It’s “winter” in Florida, and the cool temps mean it’s the perfect time to get to all those projects that are too-hot-to-handle the rest of the year. Garage organizing, house washing or painting, cleaning the gutters, AND putting some muscle power into the garden is all so much easier when the weather is cooler.
Let’s get started!
We’re not going to trim much. Azaleas and Hydrangea, along with many other flowering bushes, flower on OLD wood – so trimming before the spring would be a big mistake if you want to see them bursting with flowers in a few weeks. This month we are going to focus on the ground and plants that are past their prime.
Tools and Supplies: Plastic Leaf Rake, Metal Garden Rake, Garden Hand Tools (the claw and the scoop), Gloves, Newspaper, Paper Yard Bags, Mulch.
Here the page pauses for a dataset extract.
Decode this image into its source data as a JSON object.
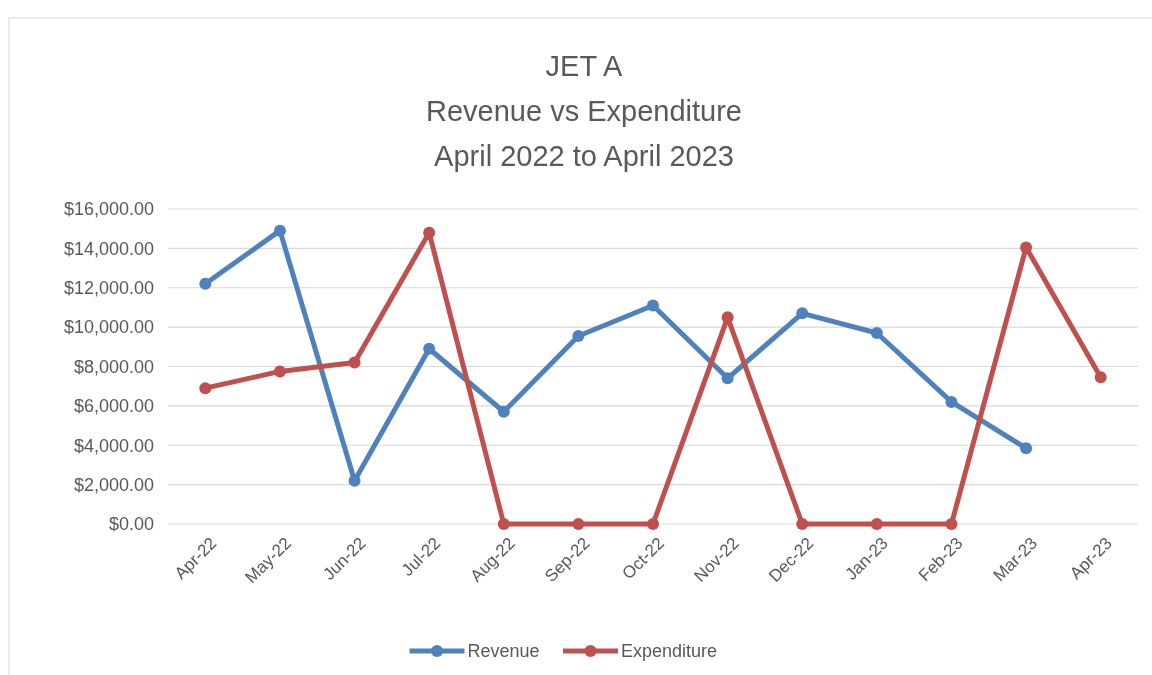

The right tools make ALL the difference when it comes to spending as little time as possible preparing and maintaining a garden. You’ll thank yourself later for investing in a few items for yard maintenance, even if you have to budget for them over time.
Paper Yard Bags: Most cities cannot take yard waste in plastic bags. It’s better to have it loose in a dedicated trash can, or in paper yard bags like <<< these found at The Home Depot, and many other home improvement stores.
Rake: Clear beds first by raking leaves with plastic rake. Use a metal garden rake to loosen the topsoil/mix any remaining old mulch into the dirt. Evenly distribute.
Weed: If you can muster the strength, hand weeding things like clover and fern will allow you to dig down to the root and seed pockets – which makes it way harder for those garden invaders to come back so quickly. Dig up and discard dead plants, or ones you plan to replace this year.
Newspaper: This is the Earth-friendly secret to fewer weeds in your garden beds! Newspaper allows water to get through and blocks weeds at the same time. Once you have raked, loosened, and evened out the topsoil, cover the beds with old newspapers. You want it to be about three pages thick. The thicker the newspaper layer, the less weeds can grow. In areas you plan to have potted plants or nothing at all, make your layers a couple of pages thicker. Use only matte newsprint pages, discard any of the glossy coated ones. Once you have blanketed your bed in newsprint, lightly shower the papers with water to get them to stay in place, then cover the whole area with a layer of mulch or pine bark nuggets.
In just a few hours time, you’ll have beautiful garden beds ready for all of your spring planting, OR if you never get around to flowers, you have perfectly manicured and mulched landscaping!
A quick guide for common Central Florida yard waste and debris:
“Yard waste” is natural, organic matter only. Meaning; grass clippings, leaves, branches, weeds, dirt, etc. Plastic mulch bags, old plant containers, nails, screws, and other random things you happen to find outside should go into the regular garbage.
- Palm fronds, can be stacked together or tied with jute or natural twine.
- Ties should be an organic material like jute or natural cotton. (Not the white or yellow plastic cord stuff.)
- Fill PAPER yard bags about 3/4 of the way to avoid ripping.
- Avoid those black plastic yard bags, even though the box says they are for yard waste. They don’t break down, so workers have to remove them.
- It’s fine to fill a can with loose clippings and leaves, you only need to bag or bundle items that are not in a can.
- Disperse heavier items among several cans (small tree trunks, branches, limbs, etc.) to offset the weight.
- Large twigs, trunks, branches, bamboo, etc. should be cut into 3’ segements and bundled.
- Our waste management company says you can typically put out as many cans and bundles as would fit in a large pick up truck bed.
Keep in mind, most yard waste is still tended to by hand by a small team of workers. Make sure your bins, bags, and bundles can be physically picked up to be dumped or hauled away. Over-filling bags and heavy trunk-filled garbage cans makes it really hard on workers, especially in the summer months.